Hayır.Bugün 1 Nisan?Kabus?Tanrım,şaka mı yapıyorsun?
Bitmedi değil mi?Bitmedi....
Sınırına gelmiş göz yaşlarım akmaya başlayıp suratımı yaktığında,tüm gerçekliğin farkına varmıştım.Şu an hiçbir şey duymuyordum,kulaklarımda tarif edemeyeceğim derecede derin bir uğuldu vardı ve dizlerimin beni taşıyacak gücü kalmamıştı.

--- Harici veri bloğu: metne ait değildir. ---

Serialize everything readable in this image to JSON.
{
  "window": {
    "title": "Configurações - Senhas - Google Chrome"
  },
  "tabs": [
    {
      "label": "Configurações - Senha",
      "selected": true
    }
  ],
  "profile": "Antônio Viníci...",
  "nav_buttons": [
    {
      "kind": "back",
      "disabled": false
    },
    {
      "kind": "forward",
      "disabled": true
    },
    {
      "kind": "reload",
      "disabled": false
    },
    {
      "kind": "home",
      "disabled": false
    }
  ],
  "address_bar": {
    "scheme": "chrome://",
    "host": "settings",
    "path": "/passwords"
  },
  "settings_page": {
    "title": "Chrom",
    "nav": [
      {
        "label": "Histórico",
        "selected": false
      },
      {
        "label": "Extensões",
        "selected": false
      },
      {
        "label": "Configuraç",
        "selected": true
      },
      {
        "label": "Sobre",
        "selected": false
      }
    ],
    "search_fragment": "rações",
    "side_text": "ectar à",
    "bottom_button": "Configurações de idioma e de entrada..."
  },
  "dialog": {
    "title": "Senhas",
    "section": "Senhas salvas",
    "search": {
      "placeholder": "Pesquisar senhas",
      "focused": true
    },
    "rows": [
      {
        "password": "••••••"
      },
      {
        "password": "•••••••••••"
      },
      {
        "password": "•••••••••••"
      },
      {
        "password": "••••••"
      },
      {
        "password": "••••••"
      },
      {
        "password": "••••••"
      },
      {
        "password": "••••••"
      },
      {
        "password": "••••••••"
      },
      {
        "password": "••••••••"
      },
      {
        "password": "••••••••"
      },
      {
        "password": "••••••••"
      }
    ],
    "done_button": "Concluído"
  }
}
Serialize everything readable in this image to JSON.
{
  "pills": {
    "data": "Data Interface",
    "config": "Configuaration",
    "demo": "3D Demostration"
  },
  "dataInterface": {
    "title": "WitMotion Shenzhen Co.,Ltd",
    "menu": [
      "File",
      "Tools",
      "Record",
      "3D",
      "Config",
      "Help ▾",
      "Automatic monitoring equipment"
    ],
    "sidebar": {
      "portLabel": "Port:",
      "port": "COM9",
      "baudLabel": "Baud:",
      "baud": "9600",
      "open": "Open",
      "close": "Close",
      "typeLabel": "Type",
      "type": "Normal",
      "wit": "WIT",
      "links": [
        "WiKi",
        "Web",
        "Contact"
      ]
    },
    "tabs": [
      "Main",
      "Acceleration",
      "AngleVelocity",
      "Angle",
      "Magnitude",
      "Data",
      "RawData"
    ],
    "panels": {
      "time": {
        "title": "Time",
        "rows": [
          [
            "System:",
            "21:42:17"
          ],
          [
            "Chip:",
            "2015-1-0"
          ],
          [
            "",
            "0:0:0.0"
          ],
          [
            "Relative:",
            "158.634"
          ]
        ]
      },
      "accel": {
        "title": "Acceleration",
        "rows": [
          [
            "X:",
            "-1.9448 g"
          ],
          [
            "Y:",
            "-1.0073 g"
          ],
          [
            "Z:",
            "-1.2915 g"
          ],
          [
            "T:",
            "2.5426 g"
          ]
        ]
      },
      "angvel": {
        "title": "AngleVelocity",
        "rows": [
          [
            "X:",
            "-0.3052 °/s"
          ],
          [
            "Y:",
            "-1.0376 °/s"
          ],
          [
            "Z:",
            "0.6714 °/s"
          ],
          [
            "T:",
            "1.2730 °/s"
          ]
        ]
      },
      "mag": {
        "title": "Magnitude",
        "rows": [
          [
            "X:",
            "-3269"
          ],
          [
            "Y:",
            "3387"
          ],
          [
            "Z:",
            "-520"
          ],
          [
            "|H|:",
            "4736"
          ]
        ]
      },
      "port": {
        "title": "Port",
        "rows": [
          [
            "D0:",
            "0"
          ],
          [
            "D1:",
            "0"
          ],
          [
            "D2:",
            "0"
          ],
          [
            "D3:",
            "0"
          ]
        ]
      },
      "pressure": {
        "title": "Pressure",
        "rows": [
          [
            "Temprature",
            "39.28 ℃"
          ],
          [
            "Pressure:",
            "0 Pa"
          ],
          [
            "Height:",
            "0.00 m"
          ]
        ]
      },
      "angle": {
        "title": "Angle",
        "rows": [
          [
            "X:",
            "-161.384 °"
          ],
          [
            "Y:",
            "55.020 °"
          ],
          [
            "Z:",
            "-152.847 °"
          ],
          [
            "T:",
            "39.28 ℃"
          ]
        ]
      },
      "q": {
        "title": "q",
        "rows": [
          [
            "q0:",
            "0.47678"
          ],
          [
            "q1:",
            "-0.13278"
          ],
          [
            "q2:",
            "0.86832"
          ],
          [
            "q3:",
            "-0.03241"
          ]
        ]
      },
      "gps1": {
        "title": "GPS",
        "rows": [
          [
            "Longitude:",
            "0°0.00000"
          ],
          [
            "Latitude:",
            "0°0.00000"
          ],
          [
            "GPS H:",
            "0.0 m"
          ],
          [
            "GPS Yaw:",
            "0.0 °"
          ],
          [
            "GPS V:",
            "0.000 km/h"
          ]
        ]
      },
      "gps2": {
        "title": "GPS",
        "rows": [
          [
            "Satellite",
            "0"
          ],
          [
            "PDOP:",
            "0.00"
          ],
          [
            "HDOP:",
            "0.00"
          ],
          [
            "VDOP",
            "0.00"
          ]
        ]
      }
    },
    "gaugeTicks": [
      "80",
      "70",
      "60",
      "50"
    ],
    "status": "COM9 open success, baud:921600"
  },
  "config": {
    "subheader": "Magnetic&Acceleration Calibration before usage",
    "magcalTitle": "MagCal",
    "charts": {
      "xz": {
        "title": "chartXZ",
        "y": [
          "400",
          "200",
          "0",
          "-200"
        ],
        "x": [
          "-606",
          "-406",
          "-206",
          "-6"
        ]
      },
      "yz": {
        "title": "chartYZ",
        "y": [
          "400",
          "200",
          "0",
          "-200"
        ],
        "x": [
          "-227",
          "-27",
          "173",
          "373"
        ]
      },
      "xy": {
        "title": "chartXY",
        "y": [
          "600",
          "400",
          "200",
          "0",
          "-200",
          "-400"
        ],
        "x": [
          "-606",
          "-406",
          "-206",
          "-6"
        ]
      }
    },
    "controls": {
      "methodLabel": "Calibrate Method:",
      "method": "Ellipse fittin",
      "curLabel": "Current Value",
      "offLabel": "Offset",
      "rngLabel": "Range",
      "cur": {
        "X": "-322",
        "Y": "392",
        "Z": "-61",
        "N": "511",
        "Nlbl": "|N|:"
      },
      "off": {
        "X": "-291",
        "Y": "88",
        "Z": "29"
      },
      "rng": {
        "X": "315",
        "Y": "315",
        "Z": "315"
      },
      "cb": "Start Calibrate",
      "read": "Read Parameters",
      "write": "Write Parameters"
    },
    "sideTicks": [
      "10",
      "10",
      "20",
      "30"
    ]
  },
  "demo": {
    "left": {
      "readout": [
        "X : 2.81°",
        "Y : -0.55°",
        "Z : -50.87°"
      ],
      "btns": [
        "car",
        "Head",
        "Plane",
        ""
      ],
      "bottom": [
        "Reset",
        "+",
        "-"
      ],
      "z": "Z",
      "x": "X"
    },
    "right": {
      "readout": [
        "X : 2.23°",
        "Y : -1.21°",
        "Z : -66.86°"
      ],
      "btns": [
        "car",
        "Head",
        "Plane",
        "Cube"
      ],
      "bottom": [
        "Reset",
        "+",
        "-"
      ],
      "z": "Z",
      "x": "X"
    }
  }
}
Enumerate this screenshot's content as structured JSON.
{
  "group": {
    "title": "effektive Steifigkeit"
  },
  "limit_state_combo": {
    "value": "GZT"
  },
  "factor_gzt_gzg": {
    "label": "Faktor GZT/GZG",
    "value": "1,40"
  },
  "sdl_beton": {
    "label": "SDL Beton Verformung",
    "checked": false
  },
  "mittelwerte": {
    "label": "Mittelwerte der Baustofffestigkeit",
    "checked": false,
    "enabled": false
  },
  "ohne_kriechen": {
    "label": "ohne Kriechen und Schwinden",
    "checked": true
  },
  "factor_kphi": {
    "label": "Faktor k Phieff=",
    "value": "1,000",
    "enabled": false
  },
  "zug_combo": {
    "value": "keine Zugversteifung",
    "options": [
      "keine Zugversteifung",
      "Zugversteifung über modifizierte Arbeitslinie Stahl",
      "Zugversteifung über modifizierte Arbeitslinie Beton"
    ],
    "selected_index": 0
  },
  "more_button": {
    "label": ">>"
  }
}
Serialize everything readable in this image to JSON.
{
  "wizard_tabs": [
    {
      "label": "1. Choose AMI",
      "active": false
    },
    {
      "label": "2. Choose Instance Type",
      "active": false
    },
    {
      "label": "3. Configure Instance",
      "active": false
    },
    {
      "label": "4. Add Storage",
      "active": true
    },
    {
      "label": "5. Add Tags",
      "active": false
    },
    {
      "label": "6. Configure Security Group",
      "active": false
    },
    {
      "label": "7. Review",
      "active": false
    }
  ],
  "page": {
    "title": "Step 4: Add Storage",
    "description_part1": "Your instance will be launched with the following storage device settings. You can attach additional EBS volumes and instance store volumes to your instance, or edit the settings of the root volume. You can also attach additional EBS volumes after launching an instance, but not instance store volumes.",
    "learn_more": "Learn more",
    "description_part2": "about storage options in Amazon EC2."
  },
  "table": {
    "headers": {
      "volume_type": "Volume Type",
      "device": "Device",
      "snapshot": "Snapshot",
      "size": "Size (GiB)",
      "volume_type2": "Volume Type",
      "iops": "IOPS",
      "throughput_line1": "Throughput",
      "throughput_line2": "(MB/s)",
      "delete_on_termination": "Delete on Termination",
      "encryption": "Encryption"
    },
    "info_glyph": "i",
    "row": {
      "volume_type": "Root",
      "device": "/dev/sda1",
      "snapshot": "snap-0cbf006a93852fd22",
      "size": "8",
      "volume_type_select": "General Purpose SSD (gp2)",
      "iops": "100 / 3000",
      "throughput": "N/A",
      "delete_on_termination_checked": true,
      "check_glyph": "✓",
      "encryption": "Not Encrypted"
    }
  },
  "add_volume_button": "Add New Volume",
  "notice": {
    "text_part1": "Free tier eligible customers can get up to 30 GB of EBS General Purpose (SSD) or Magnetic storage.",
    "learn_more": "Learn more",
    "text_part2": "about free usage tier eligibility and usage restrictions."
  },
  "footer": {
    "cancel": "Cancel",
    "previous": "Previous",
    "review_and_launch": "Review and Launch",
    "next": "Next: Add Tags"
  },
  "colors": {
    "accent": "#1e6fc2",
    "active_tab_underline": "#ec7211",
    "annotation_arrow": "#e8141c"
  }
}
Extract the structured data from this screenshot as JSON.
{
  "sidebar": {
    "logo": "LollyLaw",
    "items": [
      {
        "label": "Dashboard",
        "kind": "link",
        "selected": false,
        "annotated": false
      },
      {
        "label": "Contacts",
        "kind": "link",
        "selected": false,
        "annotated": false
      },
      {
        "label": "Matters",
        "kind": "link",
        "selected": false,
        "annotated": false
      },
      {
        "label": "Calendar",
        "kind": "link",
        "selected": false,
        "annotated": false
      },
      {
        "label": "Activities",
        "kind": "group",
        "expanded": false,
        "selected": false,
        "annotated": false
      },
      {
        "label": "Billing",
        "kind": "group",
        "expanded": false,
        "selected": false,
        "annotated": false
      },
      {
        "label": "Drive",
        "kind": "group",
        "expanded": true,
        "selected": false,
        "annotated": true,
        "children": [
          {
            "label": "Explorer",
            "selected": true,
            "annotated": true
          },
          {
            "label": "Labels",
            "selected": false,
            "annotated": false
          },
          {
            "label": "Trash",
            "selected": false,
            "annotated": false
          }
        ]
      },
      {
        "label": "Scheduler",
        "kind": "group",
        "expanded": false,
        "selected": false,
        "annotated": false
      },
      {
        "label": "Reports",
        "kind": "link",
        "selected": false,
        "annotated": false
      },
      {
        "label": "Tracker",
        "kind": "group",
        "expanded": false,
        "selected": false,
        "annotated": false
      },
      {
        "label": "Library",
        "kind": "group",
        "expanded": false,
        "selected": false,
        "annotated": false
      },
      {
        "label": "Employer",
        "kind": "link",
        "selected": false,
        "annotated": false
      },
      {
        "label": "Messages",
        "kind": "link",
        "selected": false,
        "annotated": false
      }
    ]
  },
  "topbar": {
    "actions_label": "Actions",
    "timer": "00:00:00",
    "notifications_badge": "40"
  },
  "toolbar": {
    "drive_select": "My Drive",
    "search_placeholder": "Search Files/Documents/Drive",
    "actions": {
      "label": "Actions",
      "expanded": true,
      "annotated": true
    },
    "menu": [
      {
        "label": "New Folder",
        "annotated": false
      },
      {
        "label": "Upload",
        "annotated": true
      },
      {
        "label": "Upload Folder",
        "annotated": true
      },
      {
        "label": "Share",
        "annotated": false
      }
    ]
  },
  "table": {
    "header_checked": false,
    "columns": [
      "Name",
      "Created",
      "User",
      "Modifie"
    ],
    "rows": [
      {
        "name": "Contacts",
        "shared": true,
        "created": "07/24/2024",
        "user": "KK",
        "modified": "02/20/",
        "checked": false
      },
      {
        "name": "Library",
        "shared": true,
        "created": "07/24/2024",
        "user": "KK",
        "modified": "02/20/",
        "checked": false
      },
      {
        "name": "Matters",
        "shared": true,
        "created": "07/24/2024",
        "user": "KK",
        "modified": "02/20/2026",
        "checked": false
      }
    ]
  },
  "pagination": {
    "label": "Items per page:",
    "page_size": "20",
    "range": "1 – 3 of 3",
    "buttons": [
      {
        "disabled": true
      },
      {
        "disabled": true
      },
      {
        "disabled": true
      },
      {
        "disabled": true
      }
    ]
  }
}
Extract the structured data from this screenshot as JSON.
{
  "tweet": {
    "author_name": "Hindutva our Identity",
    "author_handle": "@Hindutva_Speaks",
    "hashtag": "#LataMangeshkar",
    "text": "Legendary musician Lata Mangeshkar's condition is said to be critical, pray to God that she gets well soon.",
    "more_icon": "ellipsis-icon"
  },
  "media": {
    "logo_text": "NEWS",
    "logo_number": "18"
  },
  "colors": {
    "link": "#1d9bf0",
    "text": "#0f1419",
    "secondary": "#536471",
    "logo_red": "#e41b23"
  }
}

Yere düşmüş aptal aptal arkasından bakarken tek bildiğim ölümle yaşam arasında bir yerlerde olduğumdu.Ölmüşüm ama bedenim buradaymış gibi.Kalbim yokmuş ve hiç varolmamış gibi.Her şeyi unutmuştum.
Tanrım,şu an sadece tek bir şey diliyorum.Lütfen!Lütfen!Sadece o küçük beden geri dönsün ve bana sıkıca sarılsın.
Beni sevdiğini, az önce ciddi olmadığını söylesin.Söz veriyorum,kızmayacağım.Ona bir daha hiç bağırmayacağım.
.......
Ama gelmedi.Soo,o günden sonra bir daha hiç JongIn'e gülümsemedi.